The importance of scenario framework recalibration
The scenario data and categories underpinning many risk models and disclosures will soon give way to this new framework. Clinging to legacy scenarios without recalibration risks using futures now considered implausible or missing out on new scenario types that have become salient.
Why recalibration is necessary and how to do it:
- Gap analysis: compare current internal or vendor-provided scenarios with the new framework. Identify if your “orderly / disorderly / hot house” cases map coherently to the emerging scenario archetypes.
- Portfolio coverage & variable remapping: ensure that the variables required by new scenarios are available and integrated into your risk models.
- Narrative consistency: align scenario narratives across risk types. For example, if you adopt the High-to-Low (HL) scenario to stress test a disorderly transition, make sure the macroeconomic pathways used for credit risk match the physical climate trajectory of that scenario.
- Governance & communication: treat scenario framework updates as a governance exercise. Seek validation from risk committees on the rationale for moving to new scenario definitions. Clearly communicate with stakeholders how your scenario analysis approach has been updated.
By methodically recalibrating now, firms maintain analytical credibility and improve the decision-usefulness of their scenario outputs.
What it means for climate scenario analysis
Finally, we translate these scenario shifts into concrete best practices for climate risk analysis:
- Revisit “single worst-case” dependency: many organisations historically anchored on one extreme climate scenario (often the old “business-as-usual” like RCP8.5) as the worst-case benchmark. With that paradigm now outdated, revisit your approach to capture worst-case risk. For instance, employ a range of scenarios and sensitivity analyses to cover the high-impact tail. This ensures that you capture severe physical risk without using an implausible pathway as your base assumption.

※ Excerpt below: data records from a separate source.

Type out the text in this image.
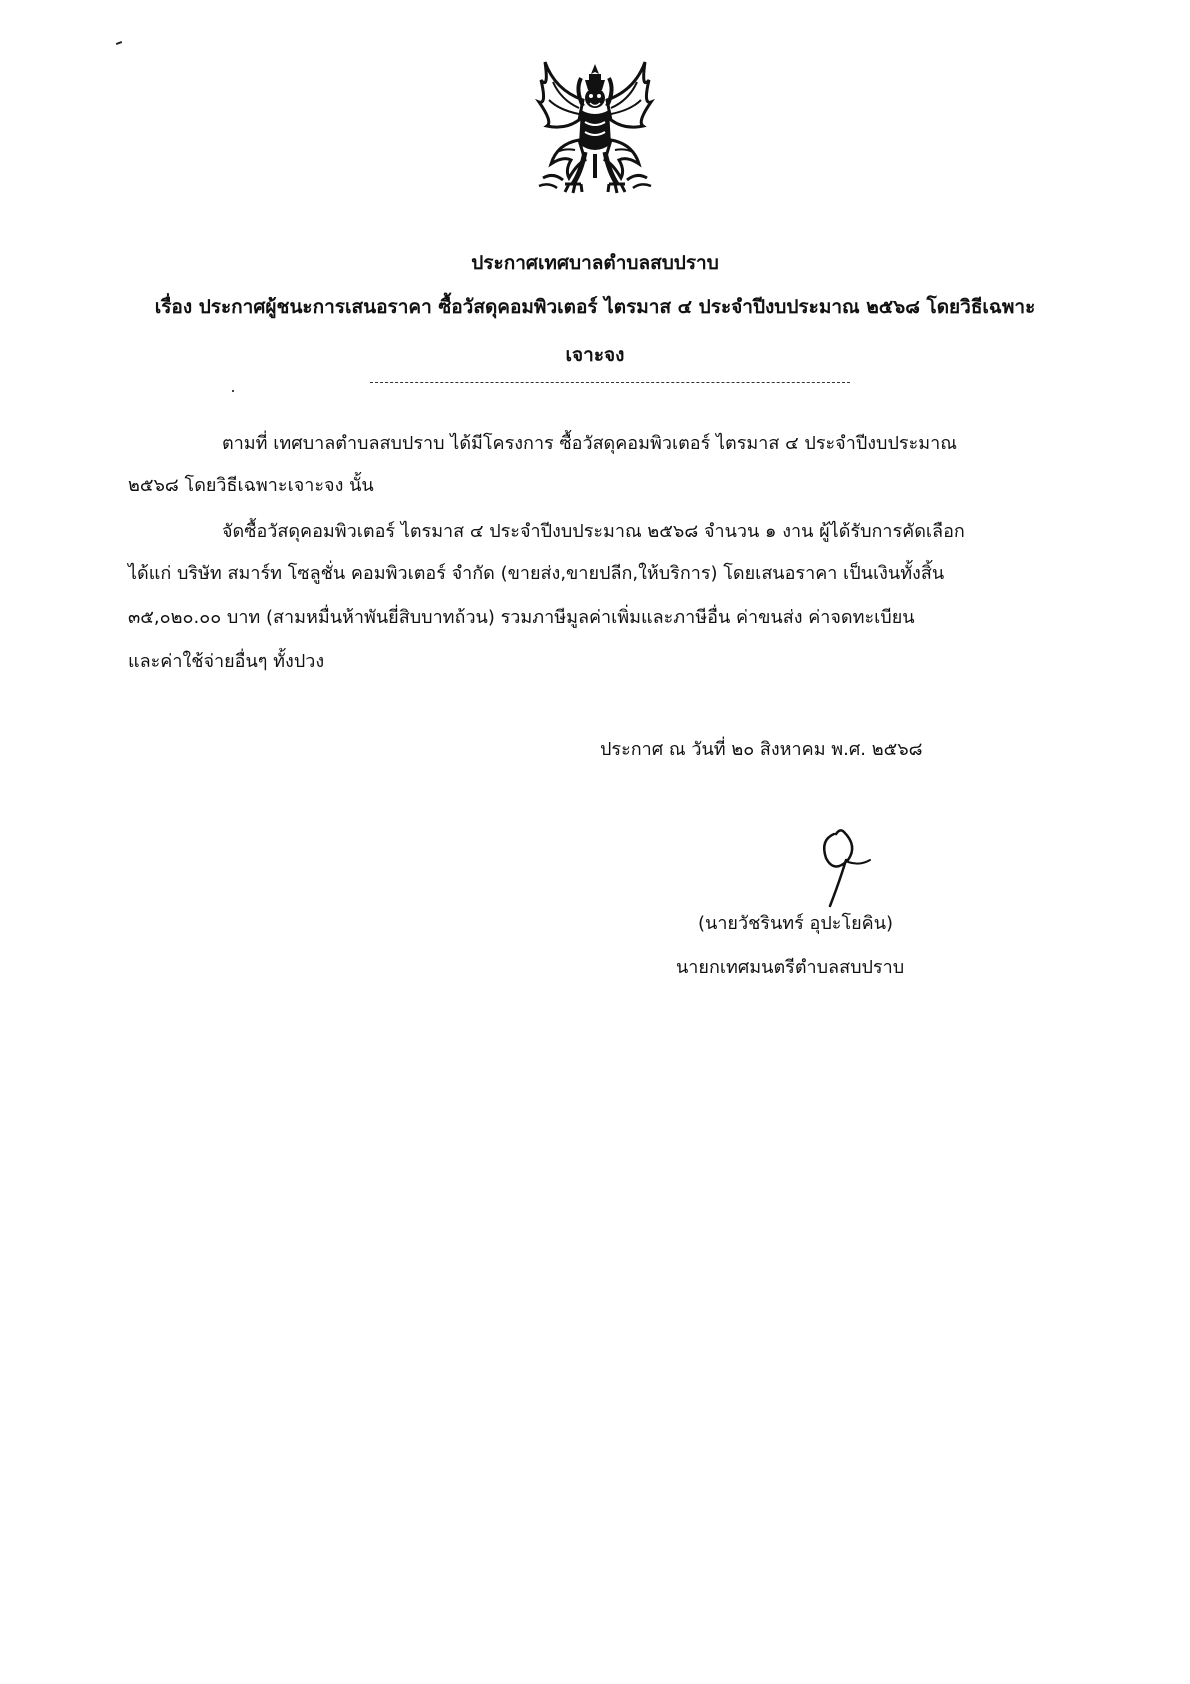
ประกาศเทศบาลตำบลสบปราบ
เรื่อง ประกาศผู้ชนะการเสนอราคา ซื้อวัสดุคอมพิวเตอร์ ไตรมาส ๔ ประจำปีงบประมาณ ๒๕๖๘ โดยวิธีเฉพาะ
เจาะจง
ตามที่ เทศบาลตำบลสบปราบ ได้มีโครงการ ซื้อวัสดุคอมพิวเตอร์ ไตรมาส ๔ ประจำปีงบประมาณ
๒๕๖๘ โดยวิธีเฉพาะเจาะจง นั้น
จัดซื้อวัสดุคอมพิวเตอร์ ไตรมาส ๔ ประจำปีงบประมาณ ๒๕๖๘ จำนวน ๑ งาน ผู้ได้รับการคัดเลือก
ได้แก่ บริษัท สมาร์ท โซลูชั่น คอมพิวเตอร์ จำกัด (ขายส่ง,ขายปลีก,ให้บริการ) โดยเสนอราคา เป็นเงินทั้งสิ้น
๓๕,๐๒๐.๐๐ บาท (สามหมื่นห้าพันยี่สิบบาทถ้วน) รวมภาษีมูลค่าเพิ่มและภาษีอื่น ค่าขนส่ง ค่าจดทะเบียน
และค่าใช้จ่ายอื่นๆ ทั้งปวง
ประกาศ ณ วันที่ ๒๐ สิงหาคม พ.ศ. ๒๕๖๘
(นายวัชรินทร์ อุปะโยคิน)
นายกเทศมนตรีตำบลสบปราบ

- Focus on plausible range and narratives: scenario analysis illuminates different, plausible narratives about the future. Firms should emphasise internally consistent scenario sets that span the range from ambitious climate action to limited action, each with a narrative context.
- Revisit stress testing assumptions: with scenario updates, refresh your stress test calibration. If you previously assumed a particular scenario as “business as usual,” reconsider that, considering current policy trajectories. For example, if a regulatory stress test used to require analysing “no further policy action and 4°C warming by 2100,” a revised approach might be to consider a 3°C baseline with high physical risks, plus a separate tail-risk scenario with compounding feedback causing >4°C warming.
- Evolving disclosure expectations: regulatory and voluntary frameworks are likely to expect companies to articulate which scenario they use, why it’s plausible and how it aligns with updated science. Firms can anticipate by documenting their scenario choices and rationale clearly.
- Transition risk narratives as central elements: the new scenario architecture underlines how reaching a given climate outcome can vary widely. Treat transition risk scenarios as equally important as physical risk endpoints. Rather than viewing transition narratives as secondary qualitative overlays, model them quantitatively. This means scenario analysis should inform not just physical risk exposure but also transition readiness.